Caminin hocası Mekke ve Medine sokaklarından bahsediyormuş. Anlatılanlar Hamza’nın ilgisini çekmiş. Dikkatli bir şekilde dinlemeye koyulmuş. Hocanın anlattığı her kelime, zihninde bir görselin oluşmasını sağlıyormuş. Bu durum ise Hamza’da büyük bir merakın ortaya çıkmasını sağlıyormuş. Hamza, camide babasıyla namaz kıldıktan sonra birlikte eve doğru yola çıkmışlar.
Hamza, babasıyla birlikte yolda yürürken Mekke ve Medine ile ilgili sorular sorup durmuştu babasına. Babası, kendisine yöneltilen sorulara cevaplar verip Mekke ve Medine’yi en ince ayrıntısına kadar anlatmıştı oğluna. Hamza almış olduğu cevaplar karşısında oldukça memnun olmuştu. Artık onun hayalini süsleyen iki büyük şehir konumundaydı Mekke ve Medine.

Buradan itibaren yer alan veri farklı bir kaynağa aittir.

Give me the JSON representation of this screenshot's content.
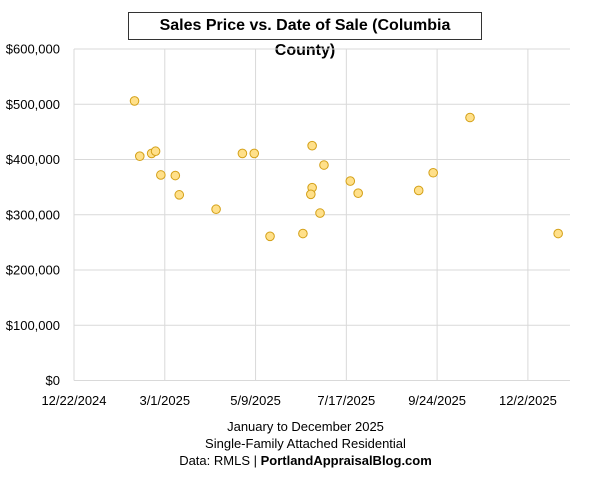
{
  "chart_data": {
    "type": "scatter",
    "title": "Sales Price vs. Date of Sale (Columbia County)",
    "xlabel_lines": [
      "January to December 2025",
      "Single-Family Attached Residential"
    ],
    "source_prefix": "Data: RMLS | ",
    "source_site": "PortlandAppraisalBlog.com",
    "xlim": [
      "2024-12-22",
      "2026-01-03"
    ],
    "ylim": [
      0,
      600000
    ],
    "x_ticks": [
      {
        "date": "2024-12-22",
        "label": "12/22/2024"
      },
      {
        "date": "2025-03-01",
        "label": "3/1/2025"
      },
      {
        "date": "2025-05-09",
        "label": "5/9/2025"
      },
      {
        "date": "2025-07-17",
        "label": "7/17/2025"
      },
      {
        "date": "2025-09-24",
        "label": "9/24/2025"
      },
      {
        "date": "2025-12-02",
        "label": "12/2/2025"
      }
    ],
    "y_ticks": [
      {
        "value": 0,
        "label": "$0"
      },
      {
        "value": 100000,
        "label": "$100,000"
      },
      {
        "value": 200000,
        "label": "$200,000"
      },
      {
        "value": 300000,
        "label": "$300,000"
      },
      {
        "value": 400000,
        "label": "$400,000"
      },
      {
        "value": 500000,
        "label": "$500,000"
      },
      {
        "value": 600000,
        "label": "$600,000"
      }
    ],
    "grid": true,
    "marker_fill": "#FFE08A",
    "marker_stroke": "#D4A017",
    "points": [
      {
        "x": "2025-02-06",
        "y": 506000
      },
      {
        "x": "2025-02-10",
        "y": 406000
      },
      {
        "x": "2025-02-19",
        "y": 411000
      },
      {
        "x": "2025-02-22",
        "y": 415000
      },
      {
        "x": "2025-02-26",
        "y": 372000
      },
      {
        "x": "2025-03-09",
        "y": 371000
      },
      {
        "x": "2025-03-12",
        "y": 336000
      },
      {
        "x": "2025-04-09",
        "y": 310000
      },
      {
        "x": "2025-04-29",
        "y": 411000
      },
      {
        "x": "2025-05-08",
        "y": 411000
      },
      {
        "x": "2025-05-20",
        "y": 261000
      },
      {
        "x": "2025-06-14",
        "y": 266000
      },
      {
        "x": "2025-06-21",
        "y": 425000
      },
      {
        "x": "2025-06-21",
        "y": 349000
      },
      {
        "x": "2025-06-20",
        "y": 337000
      },
      {
        "x": "2025-06-27",
        "y": 303000
      },
      {
        "x": "2025-06-30",
        "y": 390000
      },
      {
        "x": "2025-07-20",
        "y": 361000
      },
      {
        "x": "2025-07-26",
        "y": 339000
      },
      {
        "x": "2025-09-10",
        "y": 344000
      },
      {
        "x": "2025-09-21",
        "y": 376000
      },
      {
        "x": "2025-10-19",
        "y": 476000
      },
      {
        "x": "2025-12-25",
        "y": 266000
      }
    ]
  }
}
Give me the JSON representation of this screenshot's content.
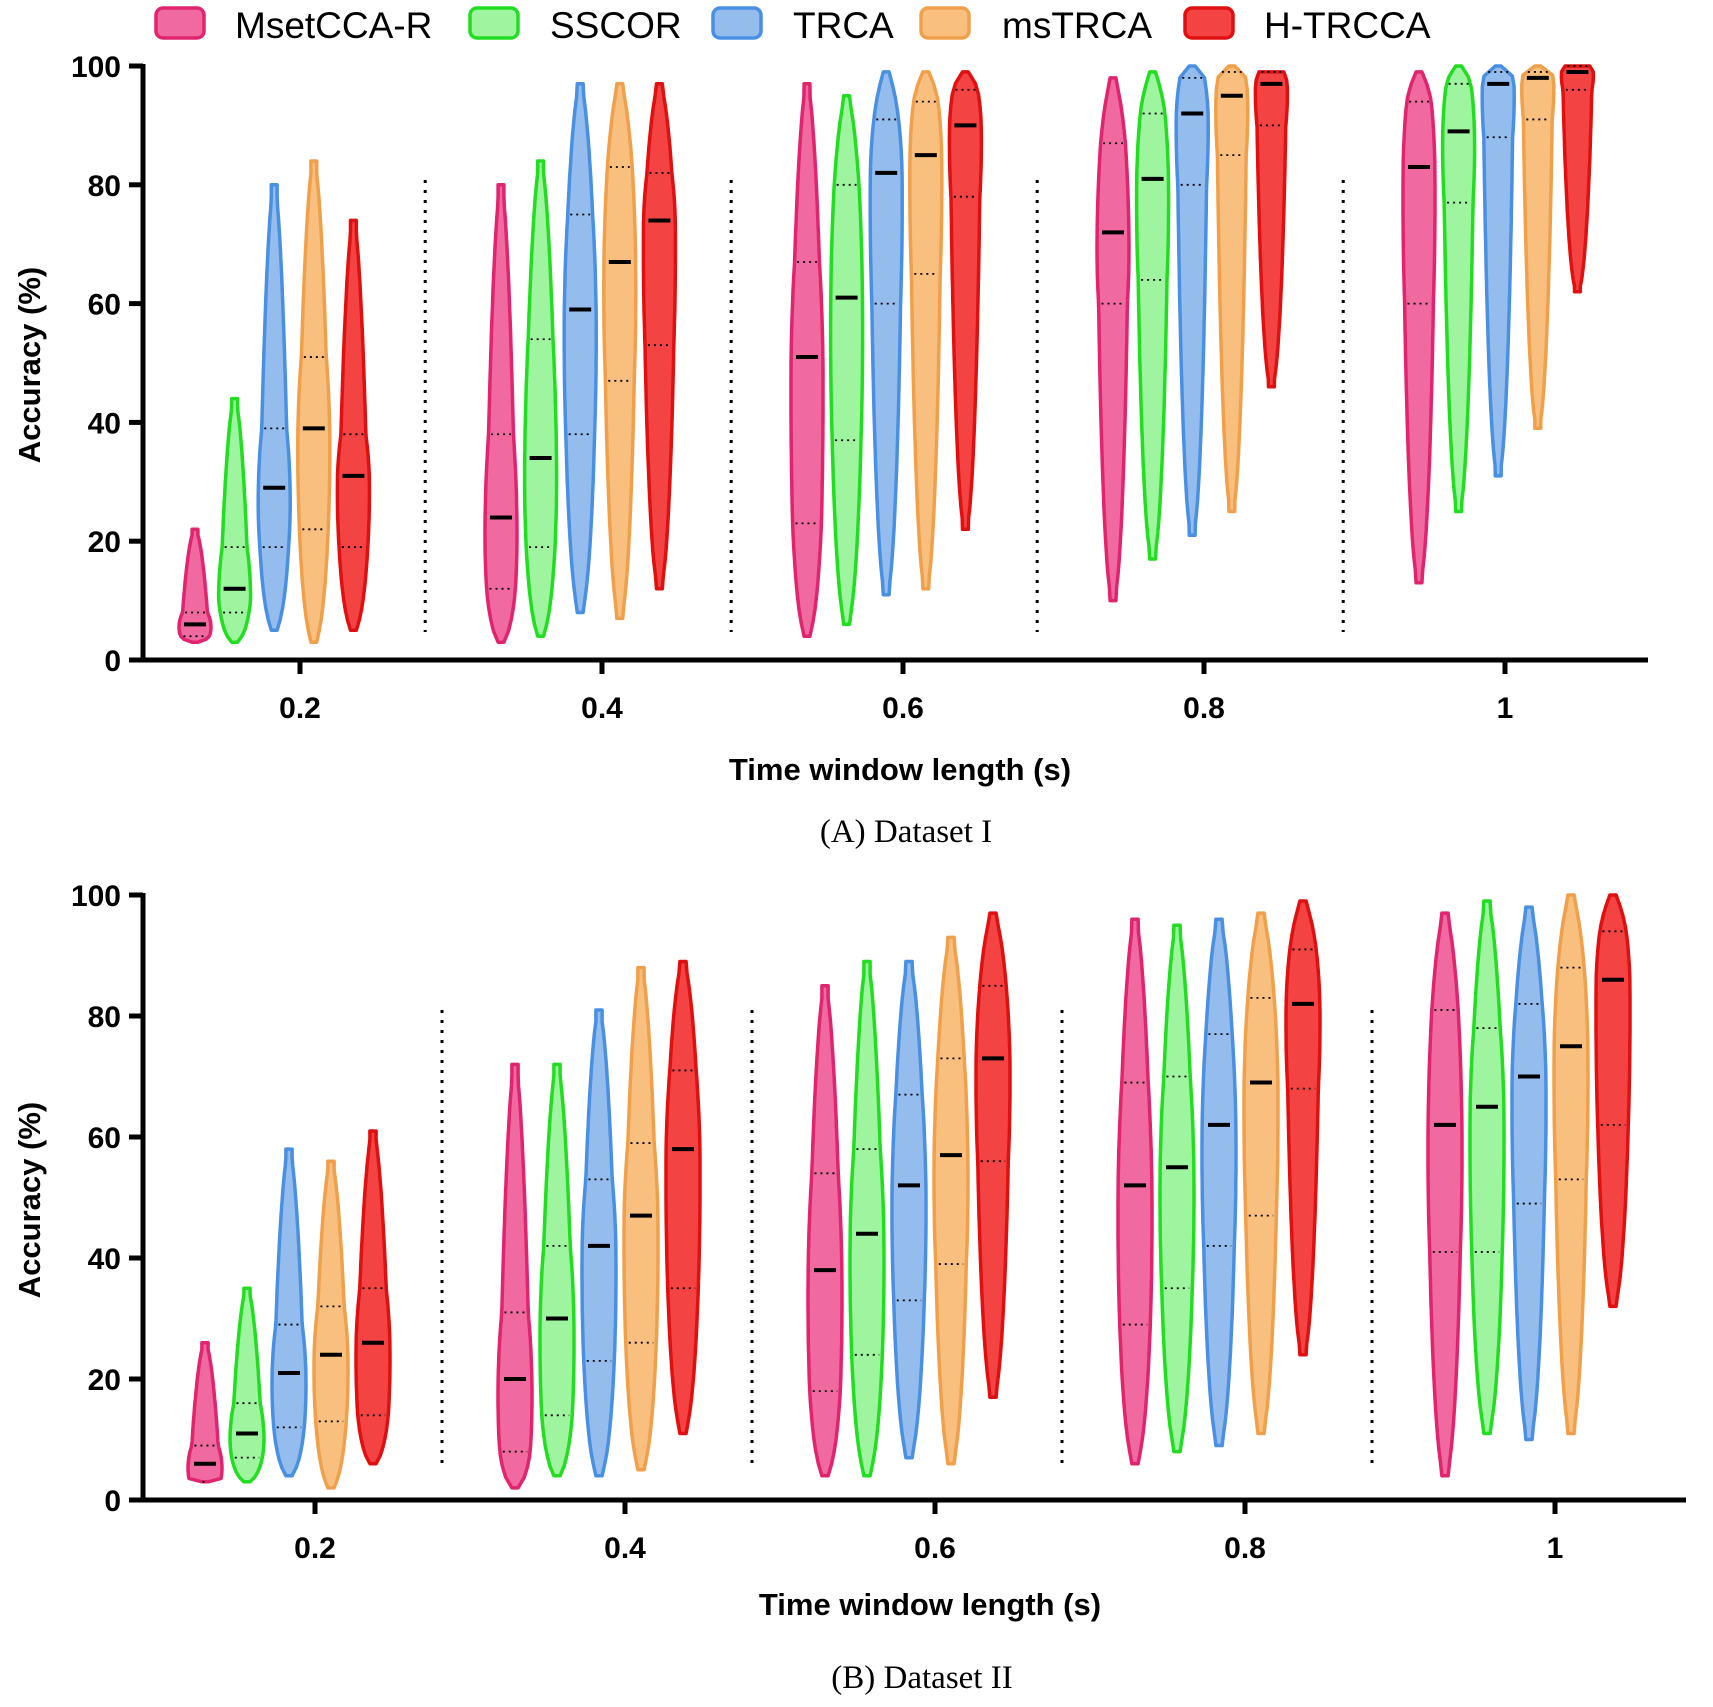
{
  "legend": [
    {
      "name": "MsetCCA-R",
      "fill": "#f06aa0",
      "stroke": "#e0246e"
    },
    {
      "name": "SSCOR",
      "fill": "#9ff59f",
      "stroke": "#22dd22"
    },
    {
      "name": "TRCA",
      "fill": "#94bdee",
      "stroke": "#4a90e2"
    },
    {
      "name": "msTRCA",
      "fill": "#f9bf7e",
      "stroke": "#f0a04b"
    },
    {
      "name": "H-TRCCA",
      "fill": "#f34343",
      "stroke": "#e01010"
    }
  ],
  "chart_data": [
    {
      "type": "violin",
      "caption": "(A) Dataset I",
      "xlabel": "Time window length (s)",
      "ylabel": "Accuracy (%)",
      "ylim": [
        0,
        100
      ],
      "yticks": [
        "0",
        "20",
        "40",
        "60",
        "80",
        "100"
      ],
      "categories": [
        "0.2",
        "0.4",
        "0.6",
        "0.8",
        "1"
      ],
      "series": [
        {
          "name": "MsetCCA-R",
          "min": [
            3,
            3,
            4,
            10,
            13
          ],
          "max": [
            22,
            80,
            97,
            98,
            99
          ],
          "median": [
            6,
            24,
            51,
            72,
            83
          ],
          "q1": [
            4,
            12,
            23,
            60,
            60
          ],
          "q3": [
            8,
            38,
            67,
            87,
            94
          ]
        },
        {
          "name": "SSCOR",
          "min": [
            3,
            4,
            6,
            17,
            25
          ],
          "max": [
            44,
            84,
            95,
            99,
            100
          ],
          "median": [
            12,
            34,
            61,
            81,
            89
          ],
          "q1": [
            8,
            19,
            37,
            64,
            77
          ],
          "q3": [
            19,
            54,
            80,
            92,
            97
          ]
        },
        {
          "name": "TRCA",
          "min": [
            5,
            8,
            11,
            21,
            31
          ],
          "max": [
            80,
            97,
            99,
            100,
            100
          ],
          "median": [
            29,
            59,
            82,
            92,
            97
          ],
          "q1": [
            19,
            38,
            60,
            80,
            88
          ],
          "q3": [
            39,
            75,
            91,
            98,
            99
          ]
        },
        {
          "name": "msTRCA",
          "min": [
            3,
            7,
            12,
            25,
            39
          ],
          "max": [
            84,
            97,
            99,
            100,
            100
          ],
          "median": [
            39,
            67,
            85,
            95,
            98
          ],
          "q1": [
            22,
            47,
            65,
            85,
            91
          ],
          "q3": [
            51,
            83,
            94,
            99,
            99
          ]
        },
        {
          "name": "H-TRCCA",
          "min": [
            5,
            12,
            22,
            46,
            62
          ],
          "max": [
            74,
            97,
            99,
            99,
            100
          ],
          "median": [
            31,
            74,
            90,
            97,
            99
          ],
          "q1": [
            19,
            53,
            78,
            90,
            96
          ],
          "q3": [
            38,
            82,
            96,
            99,
            100
          ]
        }
      ]
    },
    {
      "type": "violin",
      "caption": "(B) Dataset II",
      "xlabel": "Time window length (s)",
      "ylabel": "Accuracy (%)",
      "ylim": [
        0,
        100
      ],
      "yticks": [
        "0",
        "20",
        "40",
        "60",
        "80",
        "100"
      ],
      "categories": [
        "0.2",
        "0.4",
        "0.6",
        "0.8",
        "1"
      ],
      "series": [
        {
          "name": "MsetCCA-R",
          "min": [
            3,
            2,
            4,
            6,
            4
          ],
          "max": [
            26,
            72,
            85,
            96,
            97
          ],
          "median": [
            6,
            20,
            38,
            52,
            62
          ],
          "q1": [
            3,
            8,
            18,
            29,
            41
          ],
          "q3": [
            9,
            31,
            54,
            69,
            81
          ]
        },
        {
          "name": "SSCOR",
          "min": [
            3,
            4,
            4,
            8,
            11
          ],
          "max": [
            35,
            72,
            89,
            95,
            99
          ],
          "median": [
            11,
            30,
            44,
            55,
            65
          ],
          "q1": [
            7,
            14,
            24,
            35,
            41
          ],
          "q3": [
            16,
            42,
            58,
            70,
            78
          ]
        },
        {
          "name": "TRCA",
          "min": [
            4,
            4,
            7,
            9,
            10
          ],
          "max": [
            58,
            81,
            89,
            96,
            98
          ],
          "median": [
            21,
            42,
            52,
            62,
            70
          ],
          "q1": [
            12,
            23,
            33,
            42,
            49
          ],
          "q3": [
            29,
            53,
            67,
            77,
            82
          ]
        },
        {
          "name": "msTRCA",
          "min": [
            2,
            5,
            6,
            11,
            11
          ],
          "max": [
            56,
            88,
            93,
            97,
            100
          ],
          "median": [
            24,
            47,
            57,
            69,
            75
          ],
          "q1": [
            13,
            26,
            39,
            47,
            53
          ],
          "q3": [
            32,
            59,
            73,
            83,
            88
          ]
        },
        {
          "name": "H-TRCCA",
          "min": [
            6,
            11,
            17,
            24,
            32
          ],
          "max": [
            61,
            89,
            97,
            99,
            100
          ],
          "median": [
            26,
            58,
            73,
            82,
            86
          ],
          "q1": [
            14,
            35,
            56,
            68,
            62
          ],
          "q3": [
            35,
            71,
            85,
            91,
            94
          ]
        }
      ]
    }
  ]
}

Hamza ve babası eve varmışlardı. İçlerinde büyük bir huzur belirmişti. İçlerinde yaşadıkları huzur, gözlerine yansımıştı adeta. Yüzlerinde büyük bir tebessüm vardı. Hamza ailesiyle bir müddet hoşça vakit geçirmişti. Belli bir süre sonra ise ailesinden izin isteyerek kendi odasına çekilmişti.
Odasına geçen Hamza, yatağına uzanıp gözlerini kapatmıştı. Bu vaziyette derin düşüncelere dalıp gitmişti. Düşlerini olduğu gibi düşüncelerini de Mekke ve Medine şehirleri kuşatmıştı. Peygamber Efendimiz Hz. Muhammed (s.a.v.)’in ayak bastığı iki kutsal şehir.
“Şimdi bu şehirlerde olmak vardı.” düşüncesiyle derin bir uykuya dalmıştı Hamza.
Şimdi Mekke ve Medine sokaklarını arşınlayan bir çocuk olmuştu Hamza. Alabildiğince gezinmiş ve Mekke sokaklarında Kabe’nin etrafına çokça vakit geçirmişti. Hira mağarasına da uğramış ve buradaki manevi atmosferi solumaya başlamıştı. Sonrasında ise kendini Medine sokaklarında gezerken bulmuştu. Medine-i Münevvere’de İslam Devleti’nin kurulduğu o ilk günlere gitmiş gibiydi. Uhud Dağı’nın hüznünde boğulur gibi olmuştu ve birden gözlerini açmıştı. Gördüklerine inanamamıştı. Bir düş, ancak bu kadar gerçekçi olabilirdi. Hamza, Mekke ve Medine sokaklarında bir çocuk olarak olabildiğince gezinmişti.